During one scene, in which cops are beating Bale's character outside a restaurant, Dicky's real sister Gail came screaming up to the actor-cops. "That's my brother! Leave my brother alone!" recalls Dicky, laughing. "Russell had to cut filming until we calmed her down."

While the script was being hammered out, Dicky and Micky moved in with Wahlberg in L.A. so they could coach the two actors in the ring in Wahlberg's home gym. Bale says that one day Dicky was reading the script and looked up at Bale with rage in his eyes. "He said, 'I done a lot worse than what you guys are showing,'" Bale recollects. "'But do you guys have to show my sisters and mother this way?' He was always more concerned about them than himself."

When The Fighter premiered in Lowell in December, it seemed as if the entire town – more than a handful of its residents make appearances in it – filed into the Showcase Cinemas to see it. Many more showed up just to watch its stars, and the actors who play them, parade into their afterparty. Dicky had seen the film weeks earlier with Bale, Wahlberg, and Ward at the Paramount lot in Los Angeles. "I hated it," he says. "But it was what it was." He complained to Bale and Wahlberg: "Micky looks like a million bucks, and I look like a two-dollar bill." He was embarrassed. "We got into my truck after the screening and Dicky just said to me, 'You fucker. You fucker,'" recalls Bale. "'You're a fucker, but you nailed it.'" Bale, who had grown close to Dicky during the filming – and still calls him a few times a week – was troubled by Dicky's reaction, so they set up a public screening for him in New Jersey a few weeks later so that he could see for himself how an actual audience would respond. "I wanted him to watch it without a bunch of people turning to him and saying, 'What did you think?'" says Bale.

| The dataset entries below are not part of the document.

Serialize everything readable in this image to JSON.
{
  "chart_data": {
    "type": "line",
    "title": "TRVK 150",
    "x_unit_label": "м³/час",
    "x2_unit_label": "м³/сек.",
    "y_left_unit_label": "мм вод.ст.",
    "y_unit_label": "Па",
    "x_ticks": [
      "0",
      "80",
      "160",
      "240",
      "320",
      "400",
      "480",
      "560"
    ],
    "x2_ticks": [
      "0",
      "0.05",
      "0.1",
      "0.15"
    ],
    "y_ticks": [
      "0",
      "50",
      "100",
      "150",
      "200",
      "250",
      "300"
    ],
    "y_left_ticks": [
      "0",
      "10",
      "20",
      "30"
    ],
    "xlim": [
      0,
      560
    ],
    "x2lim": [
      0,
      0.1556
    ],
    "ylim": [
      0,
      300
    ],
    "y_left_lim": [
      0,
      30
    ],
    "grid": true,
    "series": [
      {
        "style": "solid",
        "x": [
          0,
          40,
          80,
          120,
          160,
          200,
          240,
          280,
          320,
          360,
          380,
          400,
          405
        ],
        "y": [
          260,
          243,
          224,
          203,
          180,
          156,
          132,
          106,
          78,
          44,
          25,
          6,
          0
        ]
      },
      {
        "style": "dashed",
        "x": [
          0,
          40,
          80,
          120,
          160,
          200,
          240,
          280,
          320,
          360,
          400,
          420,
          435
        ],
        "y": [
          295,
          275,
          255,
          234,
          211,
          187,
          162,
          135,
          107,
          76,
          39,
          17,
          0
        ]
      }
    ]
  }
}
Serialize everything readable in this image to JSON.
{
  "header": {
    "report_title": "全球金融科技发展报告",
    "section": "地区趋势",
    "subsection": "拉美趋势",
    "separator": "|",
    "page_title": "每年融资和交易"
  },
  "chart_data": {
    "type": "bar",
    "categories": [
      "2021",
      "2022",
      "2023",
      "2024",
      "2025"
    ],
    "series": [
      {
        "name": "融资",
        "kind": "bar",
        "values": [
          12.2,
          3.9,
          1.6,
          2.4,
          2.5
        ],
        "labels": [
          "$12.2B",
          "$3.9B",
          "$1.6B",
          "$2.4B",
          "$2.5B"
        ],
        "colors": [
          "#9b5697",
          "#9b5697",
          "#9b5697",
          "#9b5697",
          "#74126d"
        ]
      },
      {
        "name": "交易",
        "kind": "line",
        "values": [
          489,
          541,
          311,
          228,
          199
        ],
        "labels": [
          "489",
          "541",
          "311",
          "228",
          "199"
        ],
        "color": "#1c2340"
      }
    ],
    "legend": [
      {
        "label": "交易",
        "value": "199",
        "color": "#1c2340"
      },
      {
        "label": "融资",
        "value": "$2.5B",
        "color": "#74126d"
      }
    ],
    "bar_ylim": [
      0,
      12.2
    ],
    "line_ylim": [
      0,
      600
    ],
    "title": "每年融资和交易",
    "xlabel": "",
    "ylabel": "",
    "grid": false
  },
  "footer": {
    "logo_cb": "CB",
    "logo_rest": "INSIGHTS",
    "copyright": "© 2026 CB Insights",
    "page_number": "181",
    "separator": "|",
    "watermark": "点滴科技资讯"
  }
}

"Afterward, people in the theater were all excited; they stood up clapping," Dicky says. "Next two times I seen it, including the premiere in Lowell, people went crazy." Dicky is still embarrassed but also realizes now that Bale's Oscar-winning portrayal actually makes him – not Micky – the star of the film. "That's what people tell me, anyway," he says. "But it's still hard to look at." Four years ago, Paramount paid Dicky $193,000, in two installments, for his life rights and for participating in the film. He soon blew through it all and is now getting by on what little training he does. At the party after the premiere, Bale posed for dozens of photos with locals – $20 a pop, with all proceeds, about $700, going to the Dicky Eklund fund.

"People think I'm rich from the movie," he says. "I can go into a bar or into the drug house and get anything I want – thousand dollars' worth of stuff. But go and try to get 50 bucks a month for your electric bill or gas bill and you can't get it. But people want me around. 'Dicky's here. There's the guy who played in the movie!'" Bale tells me there's an essential element to Dicky's character he felt determined to capture – one that's easily misplaced amid all the dramatic energy of family squabbles, dysfunction, and criminality. "Dicky is the loyalest guy you'll ever meet," says Bale. "And one of the things he was looking for in the movie was: Were we loyal and could he trust us? He's funny and clever and bloody sharp and full of charm. And he'll kick your ass into shape. He's a genetic freak, like the Energizer Bunny. But loyalty is his essence."